今、多くの人が、ワイヤークラフトを学んでいます。
それはつまり、教えている人も多いということですね。
そんな中、自分の作った作品に似ているとか、自分が教わった先生の作品にそっくりだというクレームを言ってくる人がいたようです。
アカデミーの卒業生が安心してのびのびと活躍するために、そういうつまらない問題をクリアにしようと思い、弁護士の先生に意見を聞きに行きました。
ワイヤークラフトは、基本的に「U字」「カール」「留めつけ」の3つの組み合わせで、ワイヤーを自分の思い通りに加工して作品を作っていきます。
作りたいものが同じであれば、形が似てくることもあります。
それにクレームを言うことは、全く見当違いの行為であることをこれから説明しますね。
例えば、世界的に有名な画家のピカソ。
もしも、あなたが、ピカソの作品をそっくりそのまま似せて描き、それを販売したら、どうなると思いますか?
はい、全く問題ありません。
「ピカソの絵に似せて私が描きました」と言えば、あなたの作品として販売することができます。

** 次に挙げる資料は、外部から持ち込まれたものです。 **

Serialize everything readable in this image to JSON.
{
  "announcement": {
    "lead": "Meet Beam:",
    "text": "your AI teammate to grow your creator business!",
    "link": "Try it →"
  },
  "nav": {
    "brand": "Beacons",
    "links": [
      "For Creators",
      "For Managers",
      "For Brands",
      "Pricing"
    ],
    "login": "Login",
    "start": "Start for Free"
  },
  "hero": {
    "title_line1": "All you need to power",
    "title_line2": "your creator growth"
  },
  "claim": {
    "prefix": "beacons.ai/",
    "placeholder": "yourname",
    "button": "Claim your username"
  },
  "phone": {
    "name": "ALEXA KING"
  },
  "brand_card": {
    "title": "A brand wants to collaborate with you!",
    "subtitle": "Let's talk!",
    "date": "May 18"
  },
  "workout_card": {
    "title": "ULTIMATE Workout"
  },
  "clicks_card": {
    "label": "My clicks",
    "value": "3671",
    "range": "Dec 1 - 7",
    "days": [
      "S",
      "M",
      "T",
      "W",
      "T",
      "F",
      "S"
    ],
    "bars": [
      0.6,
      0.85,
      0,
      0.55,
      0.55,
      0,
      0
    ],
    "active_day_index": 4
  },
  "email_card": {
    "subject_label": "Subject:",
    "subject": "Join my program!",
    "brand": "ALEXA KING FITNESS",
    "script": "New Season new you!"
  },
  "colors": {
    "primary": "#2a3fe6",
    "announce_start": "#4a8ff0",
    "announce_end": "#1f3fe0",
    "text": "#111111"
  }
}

もちろん、あなたが描いたにも関わらず、ピカソが描いた作品だと偽って販売したら、それは詐欺行為ですから立派な犯罪です。
つまり、絵そのものに特許や商標のようなものは存在しません。
あなたが絵の具を使って描いた絵は、誰の絵に似ていても、あなたの作品です。
それと同じで、ワイヤークラフトも、あなたが作ったものはどんなに他人の作品に似ていても、あなたの作品として堂々と教えたり、販売したりしてください。

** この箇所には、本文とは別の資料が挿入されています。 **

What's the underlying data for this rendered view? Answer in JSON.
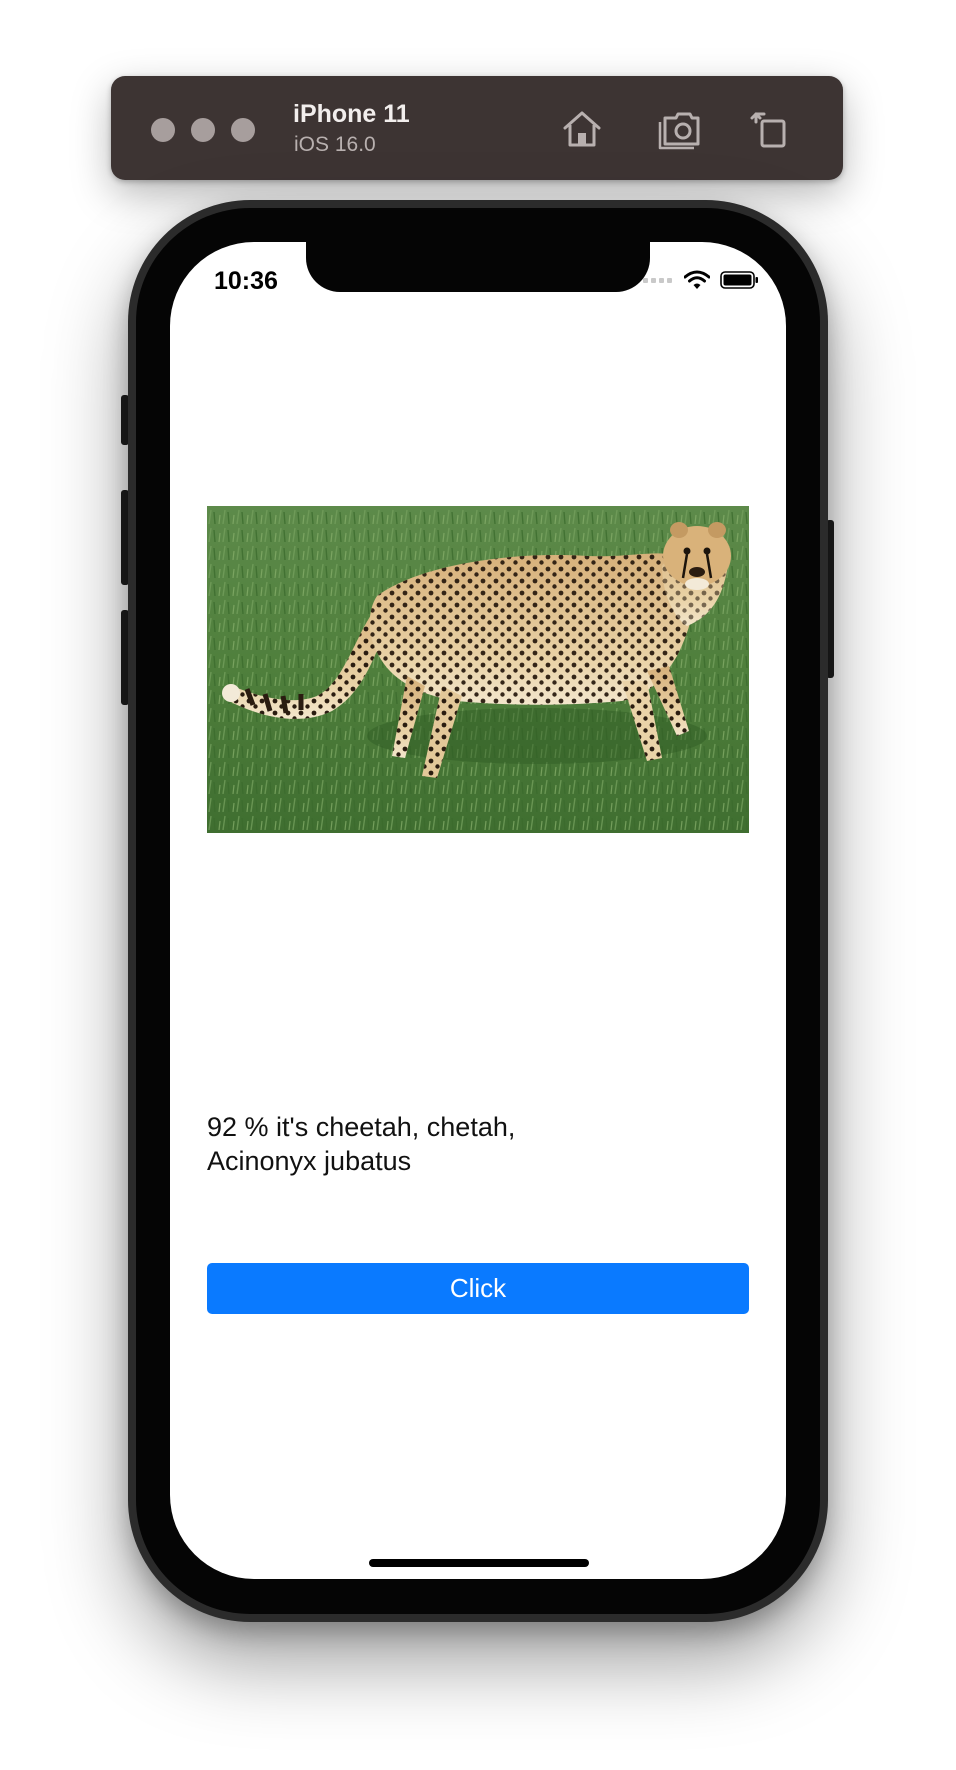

前述のクレームを入れた人というのは、あるワイヤークラフト協会の生徒さんなのですが、そこの一番上の先生が、自分の作ったものをそのまま似せて作ることを生徒さんたちに禁止しているのです。
だから、他人が、その先生の作品に似たものを作っていると、法律違反でも犯したかのような錯覚に陥ってしまうのでしょう。
それは、小さな小さなコミュニティの中で決められた規約でしか無いということです。
小さなコミュニティの中でしか通用しない規約なのですが、いつしかそれが、世間一般にも通用する常識のように勘違いしてしまうのですね。
ワイヤークラフトの作品自体で特許を取ったり、商標登録をしたりすることは不可能です。
書籍や音楽CDではないので著作物でさえありません。
例えば、ロープを使って見たこともない結び方をしたら、それに著作権を主張できると思いますか?
ワイヤークラフトもそれと同じです。
誰かの作品を見て、きれいだな~と思って自分も作ってみたら、そっくり同じになってしまった。
それで構いません。
それを自分の作品として売ろうがどうしようが、それはあなたの自由です。
そういうことを気にせず、自由に作品を作ることができるのも、ワイヤークラフトの良いところです。
とは言え、やはり、ワイヤークラフトのアーティストとして、あなた独自の、あなたらしい作品を作ってくださいね。
あなたの作品を気に入ってくれた人が、それを買ってくれたり、教えてほしいと言ってくれたりすると、本当に嬉しいものです。